Hingga akhir tahun, Surakarta melakukan ekspor berbagai komoditas dengan volume 10 ribu ton dan nilai nominal US$ 42 juta. Tahun sebelumnya, Surakarta melakukan ekspor berbagai komoditas dengan volume 11 ribu ton dan nilai nominal US$ 44 juta. Meski terus bergeliat di semester kedua, namun total realisasi eskpor selama 2009 turun dibandingkan tahun sebelumnya, baik dari jumlah maupun nilai.
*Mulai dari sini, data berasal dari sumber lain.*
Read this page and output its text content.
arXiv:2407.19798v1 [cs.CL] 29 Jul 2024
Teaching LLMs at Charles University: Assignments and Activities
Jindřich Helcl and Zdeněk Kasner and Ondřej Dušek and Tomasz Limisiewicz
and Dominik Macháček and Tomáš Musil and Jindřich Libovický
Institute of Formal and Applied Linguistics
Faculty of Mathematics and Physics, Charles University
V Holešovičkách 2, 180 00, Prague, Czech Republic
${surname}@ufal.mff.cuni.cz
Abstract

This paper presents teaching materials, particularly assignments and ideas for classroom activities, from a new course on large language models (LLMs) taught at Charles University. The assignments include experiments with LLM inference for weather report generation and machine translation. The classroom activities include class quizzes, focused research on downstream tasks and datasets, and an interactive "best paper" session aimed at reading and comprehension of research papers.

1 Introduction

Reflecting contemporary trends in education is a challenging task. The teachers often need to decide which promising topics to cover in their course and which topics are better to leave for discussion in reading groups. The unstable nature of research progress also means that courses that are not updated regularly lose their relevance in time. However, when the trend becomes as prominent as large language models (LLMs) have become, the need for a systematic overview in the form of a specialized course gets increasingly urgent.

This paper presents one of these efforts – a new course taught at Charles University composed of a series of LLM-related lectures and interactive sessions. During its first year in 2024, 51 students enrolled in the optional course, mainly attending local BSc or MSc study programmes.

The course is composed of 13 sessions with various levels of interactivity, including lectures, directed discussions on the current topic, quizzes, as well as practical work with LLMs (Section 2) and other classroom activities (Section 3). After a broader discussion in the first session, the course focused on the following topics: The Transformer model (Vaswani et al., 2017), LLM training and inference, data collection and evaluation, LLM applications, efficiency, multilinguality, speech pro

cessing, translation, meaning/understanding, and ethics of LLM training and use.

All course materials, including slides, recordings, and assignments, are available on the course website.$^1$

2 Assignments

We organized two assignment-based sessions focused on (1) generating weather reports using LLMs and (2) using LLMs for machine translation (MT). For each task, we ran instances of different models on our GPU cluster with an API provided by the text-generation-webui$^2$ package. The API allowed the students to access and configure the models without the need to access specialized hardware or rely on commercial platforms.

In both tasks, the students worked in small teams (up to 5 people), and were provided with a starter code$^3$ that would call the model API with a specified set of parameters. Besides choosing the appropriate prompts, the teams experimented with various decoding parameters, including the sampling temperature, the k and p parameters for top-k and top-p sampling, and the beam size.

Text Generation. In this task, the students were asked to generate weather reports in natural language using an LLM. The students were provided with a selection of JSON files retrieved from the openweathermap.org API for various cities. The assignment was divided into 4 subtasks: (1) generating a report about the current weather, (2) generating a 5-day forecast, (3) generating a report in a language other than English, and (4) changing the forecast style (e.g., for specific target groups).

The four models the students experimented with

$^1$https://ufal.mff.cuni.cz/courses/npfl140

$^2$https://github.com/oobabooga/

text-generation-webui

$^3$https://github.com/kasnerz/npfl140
Eko khawatir realisasi ekspor akan kembali turun akibat diberlakukannya pasar bebas ASEAN-Cina sejak awal tahun ini. "Bisa jadi pukulan telak bagi pelaku usaha di Surakarta," kata dia. Kebanyakan pelaku usaha di Surakarta berasal dari kalangan industri kecil dan menengah.
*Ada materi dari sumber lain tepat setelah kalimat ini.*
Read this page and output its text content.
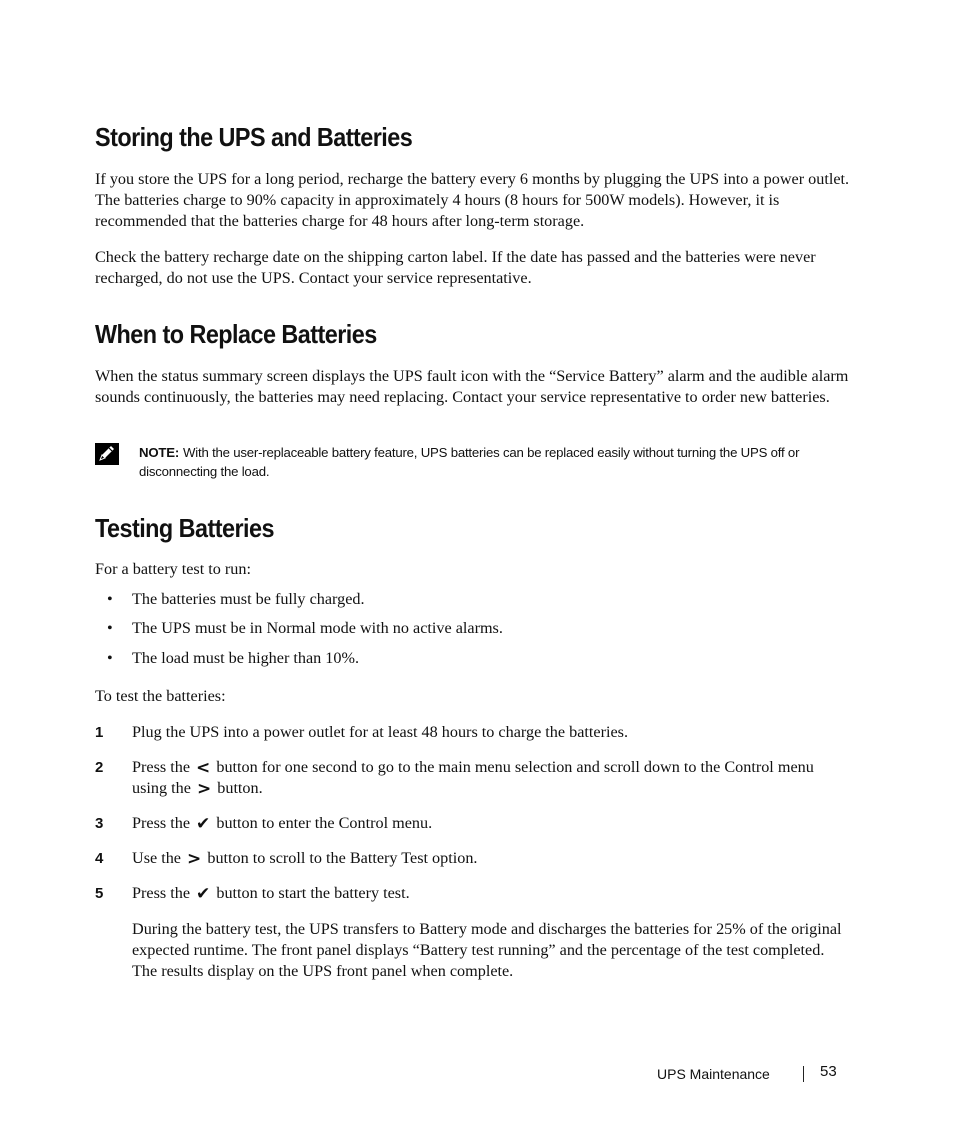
Storing the UPS and Batteries

If you store the UPS for a long period, recharge the battery every 6 months by plugging the UPS into a power outlet. The batteries charge to 90% capacity in approximately 4 hours (8 hours for 500W models). However, it is recommended that the batteries charge for 48 hours after long-term storage.

Check the battery recharge date on the shipping carton label. If the date has passed and the batteries were never recharged, do not use the UPS. Contact your service representative.

When to Replace Batteries

When the status summary screen displays the UPS fault icon with the “Service Battery” alarm and the audible alarm sounds continuously, the batteries may need replacing. Contact your service representative to order new batteries.

NOTE: With the user-replaceable battery feature, UPS batteries can be replaced easily without turning the UPS off or disconnecting the load.
Testing Batteries

For a battery test to run:

• The batteries must be fully charged.
• The UPS must be in Normal mode with no active alarms.
• The load must be higher than 10%.

To test the batteries:

1 Plug the UPS into a power outlet for at least 48 hours to charge the batteries.
2 Press the < button for one second to go to the main menu selection and scroll down to the Control menu using the > button.
3 Press the ✔ button to enter the Control menu.
4 Use the > button to scroll to the Battery Test option.
5 Press the ✔ button to start the battery test.

During the battery test, the UPS transfers to Battery mode and discharges the batteries for 25% of the original expected runtime. The front panel displays “Battery test running” and the percentage of the test completed. The results display on the UPS front panel when complete.

UPS Maintenance	53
Eko berjanji, pihaknya akan segera mengumpulkan para pengusaha dan asosiasi pengusaha yang ada di daerahnya. "Kita akan menginventarisir permasalahan yang dihadapi oleh pengusaha," ucap dia. Jika masalah tersebut tidak segera dipecahkan, dia melanjutkan, realisasi ekspor tahun ini bisa semakin jeblok.
Pengamat ekonomi dari Universitas Sebelas Maret (UNS) Surakarta, Lukman Hakim, optimistis jika pengusaha di Surakarta dapat bertahan di tengah arus perdagangan bebas. Meski demikian, dirinya mengaku jika serbuan produk-produk dari Cina memang cukup mengkhawatirkan. "Pengusaha kita dikenal cukup kreatif dalam menciptakan produk-produk baru," katanya.
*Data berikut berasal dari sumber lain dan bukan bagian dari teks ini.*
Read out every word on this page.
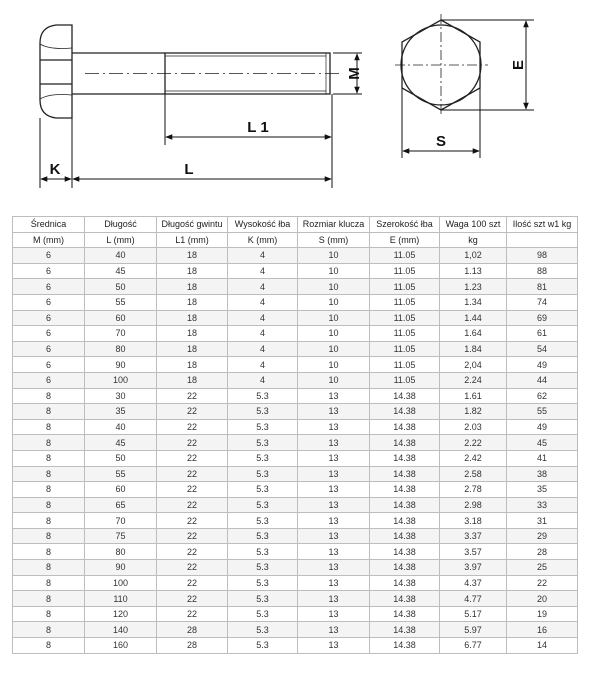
L 1
L
K
M
S
E
Średnica	Długość	Długość gwintu	Wysokość łba	Rozmiar klucza	Szerokość łba	Waga 100 szt	Ilość szt w1 kg
M (mm)	L (mm)	L1 (mm)	K (mm)	S (mm)	E (mm)	kg	
6	40	18	4	10	11.05	1,02	98
6	45	18	4	10	11.05	1.13	88
6	50	18	4	10	11.05	1.23	81
6	55	18	4	10	11.05	1.34	74
6	60	18	4	10	11.05	1.44	69
6	70	18	4	10	11.05	1.64	61
6	80	18	4	10	11.05	1.84	54
6	90	18	4	10	11.05	2,04	49
6	100	18	4	10	11.05	2.24	44
8	30	22	5.3	13	14.38	1.61	62
8	35	22	5.3	13	14.38	1.82	55
8	40	22	5.3	13	14.38	2.03	49
8	45	22	5.3	13	14.38	2.22	45
8	50	22	5.3	13	14.38	2.42	41
8	55	22	5.3	13	14.38	2.58	38
8	60	22	5.3	13	14.38	2.78	35
8	65	22	5.3	13	14.38	2.98	33
8	70	22	5.3	13	14.38	3.18	31
8	75	22	5.3	13	14.38	3.37	29
8	80	22	5.3	13	14.38	3.57	28
8	90	22	5.3	13	14.38	3.97	25
8	100	22	5.3	13	14.38	4.37	22
8	110	22	5.3	13	14.38	4.77	20
8	120	22	5.3	13	14.38	5.17	19
8	140	28	5.3	13	14.38	5.97	16
8	160	28	5.3	13	14.38	6.77	14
Ia menyarankan agar pelaku industri di Surakarta memproduksi komoditas yang spesifik, karena tingkat persaingannya masih belum begitu ketat. "Terutama yang belum diproduksi oleh Cina," ujar dia. Ia mencontohkan, salah satu perusahaan tekstil di Surakarta dikenal mampu eksis karena memproduksi produk yang sangat spesifik, misalnya seragam militer.